KIM CLIJSTERS: No, it was different. I think when I was younger I wasn't as much frustrated. I was just sad that my body wasn't doing what I wanted it to do.
I think now I'm in a different place. I have some different people around me who I think are in their role or in their job one of the best people that I'm able to work with. I think that gives me a lot of confidence as well, knowing that I have really good people around me who know that I'm not the type of player or person, whether I'm a little bit older. I'm not going to be on court for six hours a day anymore because I won't last that much longer anyway. With the way that I play, that's not possible.

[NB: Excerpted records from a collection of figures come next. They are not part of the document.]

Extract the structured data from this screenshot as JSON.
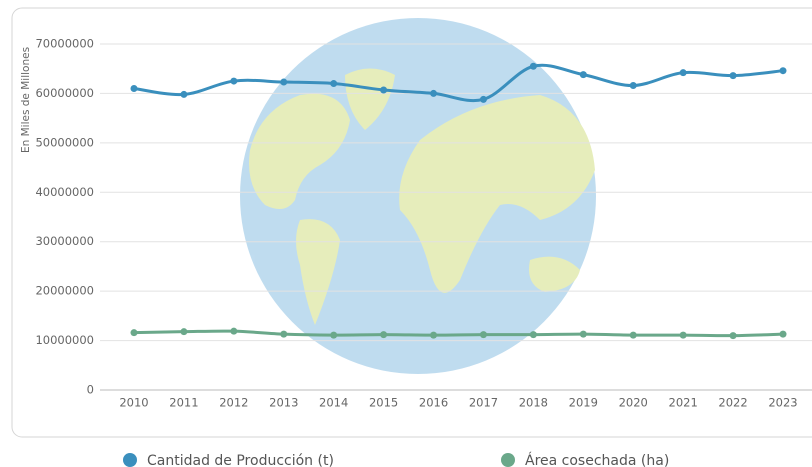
{
  "chart_data": {
    "type": "line",
    "y_axis_label": "En Miles de Millones",
    "categories": [
      "2010",
      "2011",
      "2012",
      "2013",
      "2014",
      "2015",
      "2016",
      "2017",
      "2018",
      "2019",
      "2020",
      "2021",
      "2022",
      "2023"
    ],
    "series": [
      {
        "name": "Cantidad de Producción (t)",
        "color": "#3a8fbd",
        "values": [
          61000000,
          59800000,
          62500000,
          62300000,
          62000000,
          60700000,
          60000000,
          58800000,
          65500000,
          63800000,
          61600000,
          64200000,
          63600000,
          64600000
        ]
      },
      {
        "name": "Área cosechada (ha)",
        "color": "#6aa88a",
        "values": [
          11600000,
          11800000,
          11900000,
          11300000,
          11100000,
          11200000,
          11100000,
          11200000,
          11200000,
          11300000,
          11100000,
          11100000,
          11000000,
          11300000
        ]
      }
    ],
    "ylim": [
      0,
      70000000
    ],
    "yticks": [
      0,
      10000000,
      20000000,
      30000000,
      40000000,
      50000000,
      60000000,
      70000000
    ],
    "grid": true
  }
}
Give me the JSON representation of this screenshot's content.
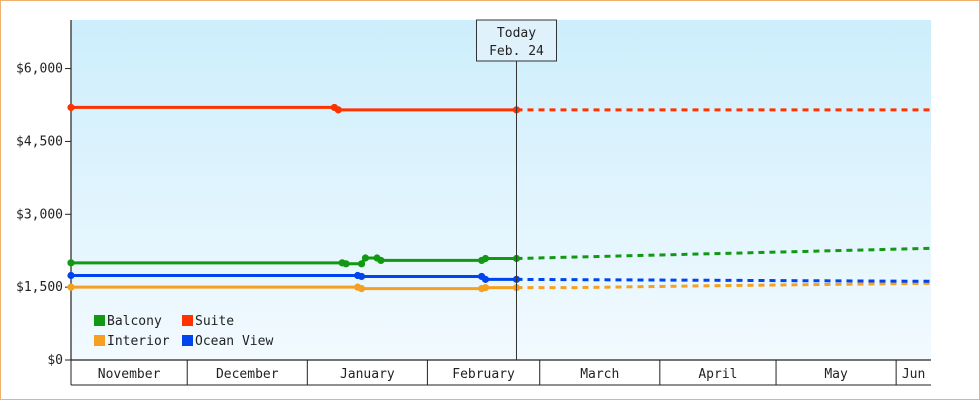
{
  "chart_data": {
    "type": "line",
    "y_ticks": [
      "$0",
      "$1,500",
      "$3,000",
      "$4,500",
      "$6,000"
    ],
    "ylim": [
      0,
      7000
    ],
    "x_months": [
      "November",
      "December",
      "January",
      "February",
      "March",
      "April",
      "May",
      "Jun"
    ],
    "xlim": [
      "2023-11-01",
      "2024-06-10"
    ],
    "today": {
      "label": "Today",
      "date_label": "Feb. 24",
      "date": "2024-02-24"
    },
    "grid": false,
    "legend_position": "bottom-left",
    "series": [
      {
        "name": "Balcony",
        "color": "#119911",
        "actual": [
          [
            "2023-11-01",
            2000
          ],
          [
            "2024-01-10",
            2000
          ],
          [
            "2024-01-11",
            1980
          ],
          [
            "2024-01-15",
            1980
          ],
          [
            "2024-01-16",
            2100
          ],
          [
            "2024-01-19",
            2100
          ],
          [
            "2024-01-20",
            2050
          ],
          [
            "2024-02-15",
            2050
          ],
          [
            "2024-02-16",
            2090
          ],
          [
            "2024-02-24",
            2090
          ]
        ],
        "markers": [
          "2023-11-01",
          "2024-01-10",
          "2024-01-11",
          "2024-01-15",
          "2024-01-16",
          "2024-01-19",
          "2024-01-20",
          "2024-02-15",
          "2024-02-16",
          "2024-02-24"
        ],
        "forecast": [
          [
            "2024-02-24",
            2090
          ],
          [
            "2024-06-10",
            2300
          ]
        ]
      },
      {
        "name": "Suite",
        "color": "#ff3300",
        "actual": [
          [
            "2023-11-01",
            5200
          ],
          [
            "2024-01-08",
            5200
          ],
          [
            "2024-01-09",
            5150
          ],
          [
            "2024-02-24",
            5150
          ]
        ],
        "markers": [
          "2023-11-01",
          "2024-01-08",
          "2024-01-09",
          "2024-02-24"
        ],
        "forecast": [
          [
            "2024-02-24",
            5150
          ],
          [
            "2024-06-10",
            5150
          ]
        ]
      },
      {
        "name": "Interior",
        "color": "#f5a020",
        "actual": [
          [
            "2023-11-01",
            1500
          ],
          [
            "2024-01-14",
            1500
          ],
          [
            "2024-01-15",
            1470
          ],
          [
            "2024-02-15",
            1470
          ],
          [
            "2024-02-16",
            1490
          ],
          [
            "2024-02-24",
            1490
          ]
        ],
        "markers": [
          "2023-11-01",
          "2024-01-14",
          "2024-01-15",
          "2024-02-15",
          "2024-02-16",
          "2024-02-24"
        ],
        "forecast": [
          [
            "2024-02-24",
            1490
          ],
          [
            "2024-03-10",
            1490
          ],
          [
            "2024-04-15",
            1530
          ],
          [
            "2024-06-10",
            1580
          ]
        ]
      },
      {
        "name": "Ocean View",
        "color": "#0044ee",
        "actual": [
          [
            "2023-11-01",
            1740
          ],
          [
            "2024-01-14",
            1740
          ],
          [
            "2024-01-15",
            1720
          ],
          [
            "2024-02-15",
            1720
          ],
          [
            "2024-02-16",
            1660
          ],
          [
            "2024-02-24",
            1660
          ]
        ],
        "markers": [
          "2023-11-01",
          "2024-01-14",
          "2024-01-15",
          "2024-02-15",
          "2024-02-16",
          "2024-02-24"
        ],
        "forecast": [
          [
            "2024-02-24",
            1660
          ],
          [
            "2024-06-10",
            1620
          ]
        ]
      }
    ],
    "legend_order": [
      "Balcony",
      "Suite",
      "Interior",
      "Ocean View"
    ]
  }
}
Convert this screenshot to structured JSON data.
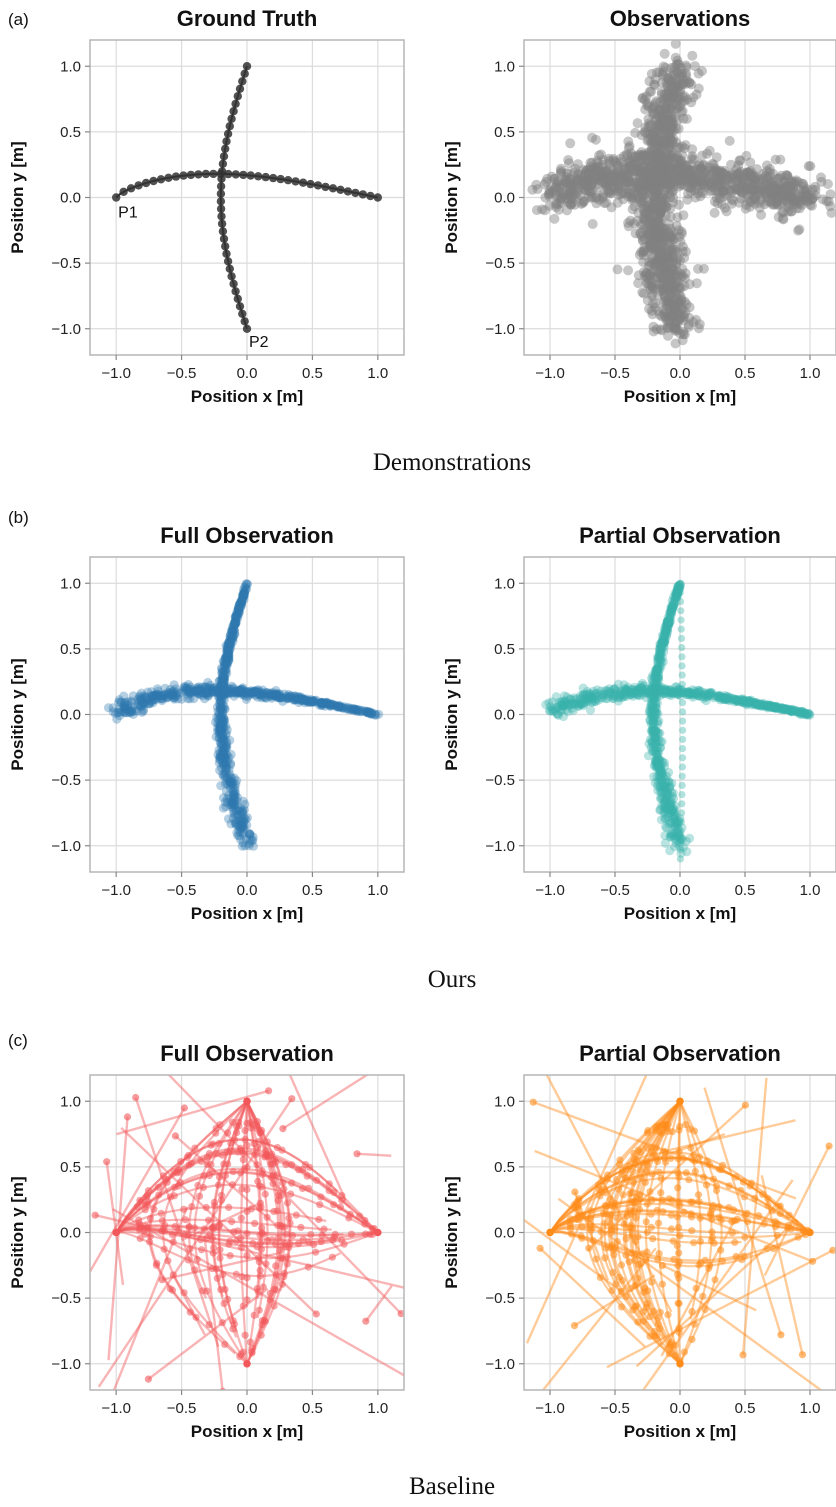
{
  "sections": [
    {
      "letter": "(a)",
      "caption": "Demonstrations"
    },
    {
      "letter": "(b)",
      "caption": "Ours"
    },
    {
      "letter": "(c)",
      "caption": "Baseline"
    }
  ],
  "chart_data": [
    {
      "type": "scatter",
      "title": "Ground Truth",
      "xlabel": "Position x [m]",
      "ylabel": "Position y [m]",
      "xlim": [
        -1.2,
        1.2
      ],
      "ylim": [
        -1.2,
        1.2
      ],
      "xticks": [
        "−1.0",
        "−0.5",
        "0.0",
        "0.5",
        "1.0"
      ],
      "yticks": [
        "−1.0",
        "−0.5",
        "0.0",
        "0.5",
        "1.0"
      ],
      "grid": true,
      "color": "#333333",
      "style": "ground_truth",
      "annotations": [
        {
          "text": "P1",
          "x": -1.0,
          "y": 0.0
        },
        {
          "text": "P2",
          "x": 0.0,
          "y": -1.0
        }
      ]
    },
    {
      "type": "scatter",
      "title": "Observations",
      "xlabel": "Position x [m]",
      "ylabel": "Position y [m]",
      "xlim": [
        -1.2,
        1.2
      ],
      "ylim": [
        -1.2,
        1.2
      ],
      "xticks": [
        "−1.0",
        "−0.5",
        "0.0",
        "0.5",
        "1.0"
      ],
      "yticks": [
        "−1.0",
        "−0.5",
        "0.0",
        "0.5",
        "1.0"
      ],
      "grid": true,
      "color": "#808080",
      "style": "observations"
    },
    {
      "type": "scatter",
      "title": "Full Observation",
      "xlabel": "Position x [m]",
      "ylabel": "Position y [m]",
      "xlim": [
        -1.2,
        1.2
      ],
      "ylim": [
        -1.2,
        1.2
      ],
      "xticks": [
        "−1.0",
        "−0.5",
        "0.0",
        "0.5",
        "1.0"
      ],
      "yticks": [
        "−1.0",
        "−0.5",
        "0.0",
        "0.5",
        "1.0"
      ],
      "grid": true,
      "color": "#2f78b0",
      "style": "ours"
    },
    {
      "type": "scatter",
      "title": "Partial Observation",
      "xlabel": "Position x [m]",
      "ylabel": "Position y [m]",
      "xlim": [
        -1.2,
        1.2
      ],
      "ylim": [
        -1.2,
        1.2
      ],
      "xticks": [
        "−1.0",
        "−0.5",
        "0.0",
        "0.5",
        "1.0"
      ],
      "yticks": [
        "−1.0",
        "−0.5",
        "0.0",
        "0.5",
        "1.0"
      ],
      "grid": true,
      "color": "#38b3ab",
      "style": "ours"
    },
    {
      "type": "line",
      "title": "Full Observation",
      "xlabel": "Position x [m]",
      "ylabel": "Position y [m]",
      "xlim": [
        -1.2,
        1.2
      ],
      "ylim": [
        -1.2,
        1.2
      ],
      "xticks": [
        "−1.0",
        "−0.5",
        "0.0",
        "0.5",
        "1.0"
      ],
      "yticks": [
        "−1.0",
        "−0.5",
        "0.0",
        "0.5",
        "1.0"
      ],
      "grid": true,
      "color": "#f2585b",
      "style": "baseline"
    },
    {
      "type": "line",
      "title": "Partial Observation",
      "xlabel": "Position x [m]",
      "ylabel": "Position y [m]",
      "xlim": [
        -1.2,
        1.2
      ],
      "ylim": [
        -1.2,
        1.2
      ],
      "xticks": [
        "−1.0",
        "−0.5",
        "0.0",
        "0.5",
        "1.0"
      ],
      "yticks": [
        "−1.0",
        "−0.5",
        "0.0",
        "0.5",
        "1.0"
      ],
      "grid": true,
      "color": "#ff8c1a",
      "style": "baseline"
    }
  ]
}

So physically I've had, you know, a really good fitness preparation, kind of had the time to start working on I call it the boring things, but the core, just making sure that everything is ready to handle all that pressure.
Q. Is there part of you that thinks if things go well this year, Maybe I'll want to continue?
KIM CLIJSTERS: Look, you never know, but I doubt it (smiling).
Q. No matter how much you work on your core or do the boring stuff, you can't replicate what your body goes through in a match, the emotions, the tensions. When you see yourself having an injury, or Serena, is that a function of not playing enough, not having enough matches that leaves you more susceptible?
KIM CLIJSTERS: That's why I'm happy it happened in Brisbane and not here. You have to start at a tournament somewhere. You're going to have to go through those situations.
I tell you, my practices are 10 times harder than any situation I'll have in a match. But, you know, it's the emotions that play a part into how you react in matches. I think that's something where your body just has to get used to that again.
It doesn't matter, I don't think, whether you've been off for six months or three months, when you start, you just have to get used to it.
You named Serena and myself. But I think we're both very strong girls. The way we move and play, every shot that we hit is with our full body. That puts a lot of pressure, you know, on certain body parts.
So I'm not going to sit here and say, look, tennis is a perfectly healthy sport when you do it on a top level, because it's not. The movements are not always that natural.
Q. You always had such a great relationship with the Australian public because of your history here. Has it been any different coming back this year as defending champion?
KIM CLIJSTERS: Well, I've always loved coming here, as well. It's been always a place where I enjoyed coming to. Obviously, when I was younger, I spent a lot of my time off here in the off‑season and I was able to get a completely different feel for the country and for the people and for the culture when I wasn't playing tournaments. That's one of the reasons why I enjoy and am still in touch with a lot of Australians that I've known over the years.
It's a lifestyle that I like. At the tournaments, I mean, the people are so helpful and happy. Yeah, nothing is ever a problem it seems like. It's nice to be around, you know, positive people.